Everyone should experience the totality of a solar eclipse at least once because it is FREE. The Sun never complains about copyright infringement. And yet, it performs such a fantastic show without a fee.
Birds chirping, trees rustling, all sounds faded as if absorbed by the darkness, and it began. The panoramic totality view was extraordinary and eccentric rather than impressive. This celestial cataclysm gave the ancients a bizarre experience and gave rise to many myths and folklore worldwide.
And again, this spectacular shade show is copyright-free, while many more things on earth are being trademarked daily.
American experimental composer John Cage once published a piece called 4’33” in 1952. It is composed of three movements, and Cage’s sole instruction to the performers was “tacet” (Latin: [it] is silent) in each one. So, it is a quiet “4 minutes and 33 seconds” piece.

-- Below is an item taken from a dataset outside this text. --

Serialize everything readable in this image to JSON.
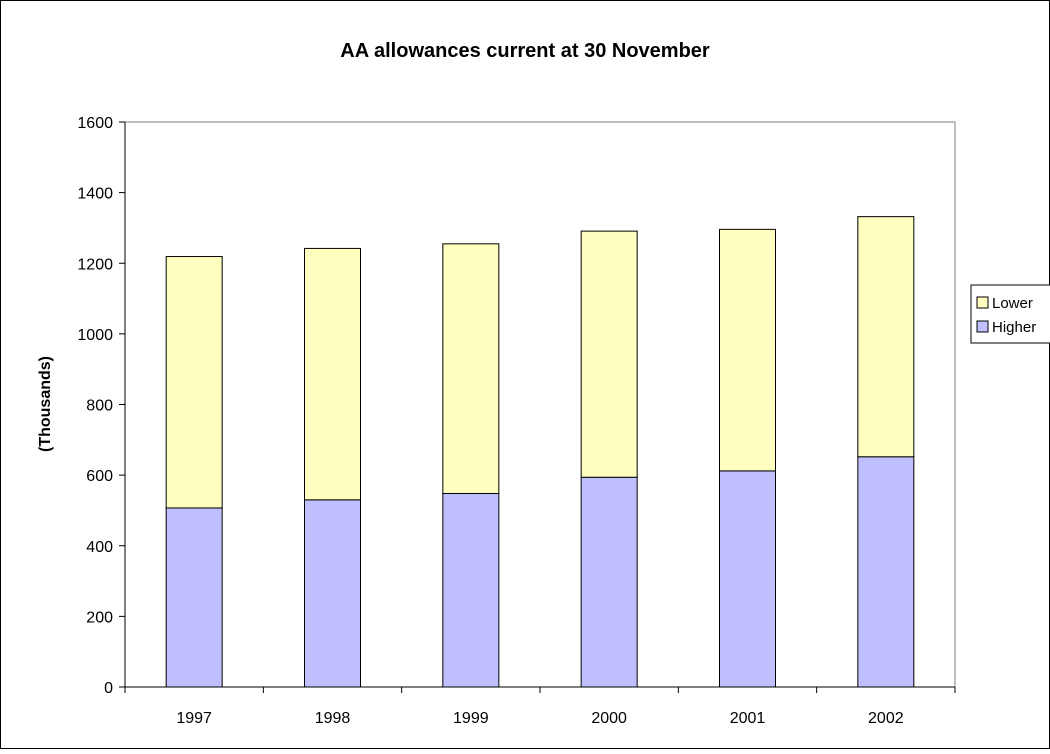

In 2002, British composer/arranger Mike Batt was accused of plagiarism for the song “A One Minute Silence” and of infringing John Cage’s copyright for including Cage as co-composer. Batt ended up paying an undisclosed six-figure sum to the John Cage Trust. Today, even silence is a trademarked work. Taylor’s Track 3 is just gossip, to be sure.
What is strictly copyright? What exactly does it do to us? It’s high time creators thought about it.
The last non-authoritative objects left to humankind may be natural light and sound. An experience from them, such as a total solar eclipse, is the only greater reality that info media can’t wrap or warp with the secondary reality they create.
Upon such a copyright-free experience, human beings can break through virtual reality because it is always something to which all the genes in each cell respond.
Man taints a chaotic world, and the chaos is merely the human impression. The entire universe is composed of harmony and order. The moment the diamond ring started to light up the sky again, my genetic pulse subsided in relief.